The .357 is a double action revolver that does not require the shooter to “cock” the hammer between shots. Rather, to fire the weapon, the shooter need only to pull the trigger.
The .44 is a single action revolver, which requires the shooter to “cock” the hammer manually before pulling the trigger.
Both Miller and Van testified that only the defendant and Pasteur had guns on the night of the shooting. However, the defendant’s theory was that if there were two guns, Miller had one and Pasteur had one, or Pasteur had both.
On June 22, 2000, an occupant of 17 Lowell Street pried out a “slug or spent round” from a pole on the porch and gave it to a Lynn police officer
During this line of questioning, the judge instructed the jury:
“Ladies and gentlemen, you assess the credibility of each and every witness. One thing you can consider is whether they’ve made any prior inconsistent statements, different from what they’ve said on the stand. Also, the prosecutor’s entitled to show that they’re not inconsistent, that they are consistent. So, that’s part of what you’ve seen here this afternoon with [defense counsel] and [the prosecutor].”
Miller admitted that he was “wrong” about the defendant’s putting on gloves, the color of the bandana in which the .44 was wrapped, when Miller first saw the white car, the defendant’s telling Pasteur to drop off the gun in the morning, and his own involvement in stealing the guns from the house in New Hampshire.

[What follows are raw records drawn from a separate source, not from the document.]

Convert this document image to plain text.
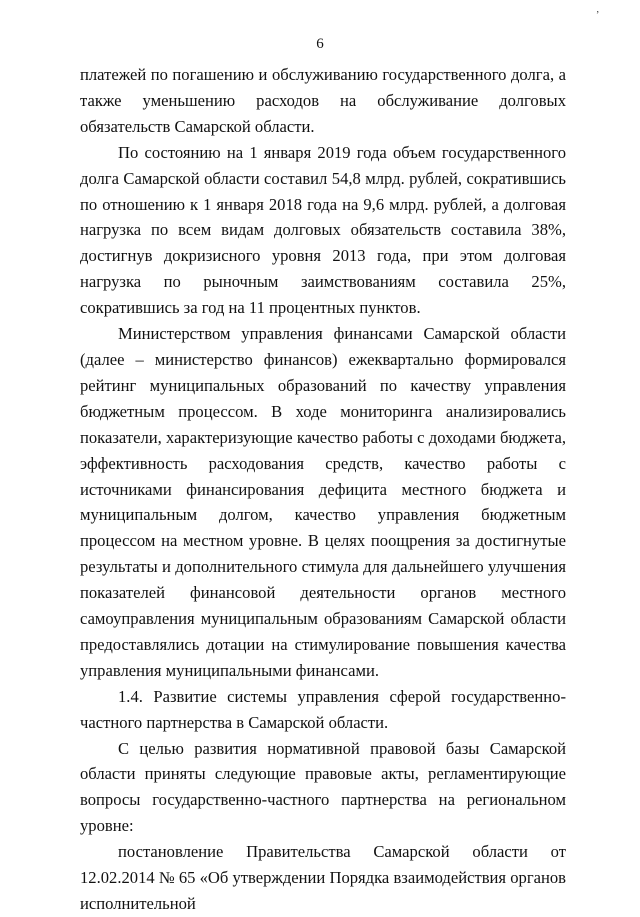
’
6

платежей по погашению и обслуживанию государственного долга, а также уменьшению расходов на обслуживание долговых обязательств Самарской области.

По состоянию на 1 января 2019 года объем государственного долга Самарской области составил 54,8 млрд. рублей, сократившись по отношению к 1 января 2018 года на 9,6 млрд. рублей, а долговая нагрузка по всем видам долговых обязательств составила 38%, достигнув докризисного уровня 2013 года, при этом долговая нагрузка по рыночным заимствованиям составила 25%, сократившись за год на 11 процентных пунктов.

Министерством управления финансами Самарской области (далее – министерство финансов) ежеквартально формировался рейтинг муниципальных образований по качеству управления бюджетным процессом. В ходе мониторинга анализировались показатели, характеризующие качество работы с доходами бюджета, эффективность расходования средств, качество работы с источниками финансирования дефицита местного бюджета и муниципальным долгом, качество управления бюджетным процессом на местном уровне. В целях поощрения за достигнутые результаты и дополнительного стимула для дальнейшего улучшения показателей финансовой деятельности органов местного самоуправления муниципальным образованиям Самарской области предоставлялись дотации на стимулирование повышения качества управления муниципальными финансами.

1.4. Развитие системы управления сферой государственно-частного партнерства в Самарской области.

С целью развития нормативной правовой базы Самарской области приняты следующие правовые акты, регламентирующие вопросы государственно-частного партнерства на региональном уровне:

постановление Правительства Самарской области от 12.02.2014 № 65 «Об утверждении Порядка взаимодействия органов исполнительной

The defendant himself, in his statements to police, puts the .44 in Pasteur’s hands, not the .357 that fired the fatal shot. Moreover, as discussed above, there is overwhelming evidence of a joint venture — the only question that remained was whether the defendant was a principal or a joint venturer. Additionally, during the redirect examination, the judge instructed the jury that they were to assess the credibility of each witness. Similarly, in his final instructions, the judge stated that the extent to which the jury were to credit a witness’s testimony was “[ejntirely up to [them].” See Commonwealth v. Dickinson, 394 Mass. 702, 706 (1985), citing Commonwealth v. Edgerly, 13 Mass. App. Ct. 562, 574 (1982) (questions regarding truth of witnesses’ testimony not prejudicial where jury instructed that they were “sole judges of the credibility of the witnesses”).